Cadillac gab bereits im September vergangenen Jahres die Verpflichtung von Colton Herta als Formel 1-Testfahrer bekannt. Zur Vorbereitung auf diese Rolle bestreitet der US-Amerikaner 2026 seine erste Saison in der Formel 2 und soll dort nicht nur Kilometer abspulen. "Ich erwarte Resultate in den Top-10", erklärte Cadillac-CEO Dan Towriss. "Es geht darum, die Strecken und Reifen kennenzulernen und sich weiterzuentwickeln, um für die Formel 1 bereit zu sein."

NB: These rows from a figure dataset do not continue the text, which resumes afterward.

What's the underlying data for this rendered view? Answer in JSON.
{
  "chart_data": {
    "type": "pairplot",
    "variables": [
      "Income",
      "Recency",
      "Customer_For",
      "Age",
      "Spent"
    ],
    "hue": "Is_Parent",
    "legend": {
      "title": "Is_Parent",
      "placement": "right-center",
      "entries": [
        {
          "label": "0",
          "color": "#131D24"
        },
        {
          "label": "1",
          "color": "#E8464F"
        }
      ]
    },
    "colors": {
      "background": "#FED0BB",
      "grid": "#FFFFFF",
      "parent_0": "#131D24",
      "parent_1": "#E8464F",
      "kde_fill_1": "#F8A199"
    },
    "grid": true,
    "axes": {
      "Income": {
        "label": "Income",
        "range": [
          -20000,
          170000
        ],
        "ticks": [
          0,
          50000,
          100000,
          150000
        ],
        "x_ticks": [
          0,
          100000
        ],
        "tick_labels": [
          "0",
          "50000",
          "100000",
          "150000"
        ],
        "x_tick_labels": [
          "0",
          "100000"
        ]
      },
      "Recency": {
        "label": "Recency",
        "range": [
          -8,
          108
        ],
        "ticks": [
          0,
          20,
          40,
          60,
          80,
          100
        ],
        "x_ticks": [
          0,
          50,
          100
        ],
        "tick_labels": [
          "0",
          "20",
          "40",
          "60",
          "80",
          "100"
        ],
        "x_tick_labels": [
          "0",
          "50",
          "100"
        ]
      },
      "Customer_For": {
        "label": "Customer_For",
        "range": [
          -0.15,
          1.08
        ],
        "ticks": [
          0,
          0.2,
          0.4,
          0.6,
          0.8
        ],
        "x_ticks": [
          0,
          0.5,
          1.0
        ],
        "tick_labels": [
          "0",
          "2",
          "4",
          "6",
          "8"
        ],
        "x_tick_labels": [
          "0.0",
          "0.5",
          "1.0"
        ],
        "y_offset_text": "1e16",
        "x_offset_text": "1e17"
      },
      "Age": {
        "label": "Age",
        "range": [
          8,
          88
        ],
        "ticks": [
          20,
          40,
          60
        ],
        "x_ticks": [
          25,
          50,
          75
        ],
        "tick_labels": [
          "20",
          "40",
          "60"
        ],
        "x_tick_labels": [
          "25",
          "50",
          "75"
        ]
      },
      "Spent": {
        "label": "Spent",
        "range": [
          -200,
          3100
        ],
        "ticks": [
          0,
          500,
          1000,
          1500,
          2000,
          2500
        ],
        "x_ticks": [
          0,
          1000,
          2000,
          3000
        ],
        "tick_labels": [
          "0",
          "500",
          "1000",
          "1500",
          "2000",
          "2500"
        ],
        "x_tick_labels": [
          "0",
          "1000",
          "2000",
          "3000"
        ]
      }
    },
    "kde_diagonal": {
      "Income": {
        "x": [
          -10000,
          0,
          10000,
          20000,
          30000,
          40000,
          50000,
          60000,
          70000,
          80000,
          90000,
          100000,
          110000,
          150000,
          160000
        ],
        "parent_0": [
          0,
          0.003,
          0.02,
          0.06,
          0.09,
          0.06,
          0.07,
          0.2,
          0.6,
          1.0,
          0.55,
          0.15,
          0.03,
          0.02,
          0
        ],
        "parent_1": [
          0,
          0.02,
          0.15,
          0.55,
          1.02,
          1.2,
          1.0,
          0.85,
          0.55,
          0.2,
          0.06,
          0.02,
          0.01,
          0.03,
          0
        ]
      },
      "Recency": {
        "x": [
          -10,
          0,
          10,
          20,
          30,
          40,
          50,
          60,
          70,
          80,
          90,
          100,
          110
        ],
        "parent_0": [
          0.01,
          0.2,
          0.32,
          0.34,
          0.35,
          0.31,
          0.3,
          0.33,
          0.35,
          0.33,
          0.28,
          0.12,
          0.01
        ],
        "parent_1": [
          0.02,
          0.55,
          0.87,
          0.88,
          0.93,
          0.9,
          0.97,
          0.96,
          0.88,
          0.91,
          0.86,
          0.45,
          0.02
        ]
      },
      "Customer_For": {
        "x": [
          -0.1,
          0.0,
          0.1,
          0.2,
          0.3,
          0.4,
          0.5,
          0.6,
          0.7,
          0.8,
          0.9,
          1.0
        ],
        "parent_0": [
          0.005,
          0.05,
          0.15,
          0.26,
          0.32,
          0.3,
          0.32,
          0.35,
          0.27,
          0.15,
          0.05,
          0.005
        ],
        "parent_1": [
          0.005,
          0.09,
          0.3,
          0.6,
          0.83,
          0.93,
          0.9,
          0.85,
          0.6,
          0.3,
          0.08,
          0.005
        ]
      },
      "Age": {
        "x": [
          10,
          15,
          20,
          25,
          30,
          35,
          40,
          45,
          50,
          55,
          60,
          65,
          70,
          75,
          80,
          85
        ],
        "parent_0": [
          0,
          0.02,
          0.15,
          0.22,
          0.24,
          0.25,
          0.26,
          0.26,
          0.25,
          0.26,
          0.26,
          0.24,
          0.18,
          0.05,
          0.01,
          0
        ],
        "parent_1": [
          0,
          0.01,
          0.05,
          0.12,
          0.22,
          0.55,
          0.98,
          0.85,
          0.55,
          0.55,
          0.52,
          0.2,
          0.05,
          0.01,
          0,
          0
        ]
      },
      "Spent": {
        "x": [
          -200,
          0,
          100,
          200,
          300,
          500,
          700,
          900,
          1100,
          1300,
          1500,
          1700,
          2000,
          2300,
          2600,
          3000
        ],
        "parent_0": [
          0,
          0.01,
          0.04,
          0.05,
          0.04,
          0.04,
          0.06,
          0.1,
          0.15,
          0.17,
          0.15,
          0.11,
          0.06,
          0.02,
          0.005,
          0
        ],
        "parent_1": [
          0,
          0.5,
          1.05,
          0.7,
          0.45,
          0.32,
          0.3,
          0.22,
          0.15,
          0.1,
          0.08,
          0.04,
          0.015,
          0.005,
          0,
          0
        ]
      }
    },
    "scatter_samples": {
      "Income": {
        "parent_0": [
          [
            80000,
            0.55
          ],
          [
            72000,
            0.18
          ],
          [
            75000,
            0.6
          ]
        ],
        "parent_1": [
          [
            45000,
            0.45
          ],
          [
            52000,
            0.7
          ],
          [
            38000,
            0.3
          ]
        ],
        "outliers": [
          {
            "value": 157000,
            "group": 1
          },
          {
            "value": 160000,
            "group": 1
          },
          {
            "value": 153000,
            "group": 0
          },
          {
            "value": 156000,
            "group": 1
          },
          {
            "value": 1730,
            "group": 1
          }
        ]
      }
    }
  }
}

Zusammenspiel von Aufgaben bestimmt Hertas weiteren Karriereweg
Die Formel 2 fährt an vierzehn der 24 Rennwochenenden im Rahmenprogramm der Formel 1. Somit kann Herta auf mehr als der Hälfte der Formel-1-Strecken Erfahrung sammeln. Seine Aufgaben als Testfahrer gehen allerdings über die Vorbereitung in der Nachwuchsklasse hinaus. "Er wird auf jeden Fall einige FP1-Einsätze fahren und im Simulator arbeiten", bestätigt Towriss.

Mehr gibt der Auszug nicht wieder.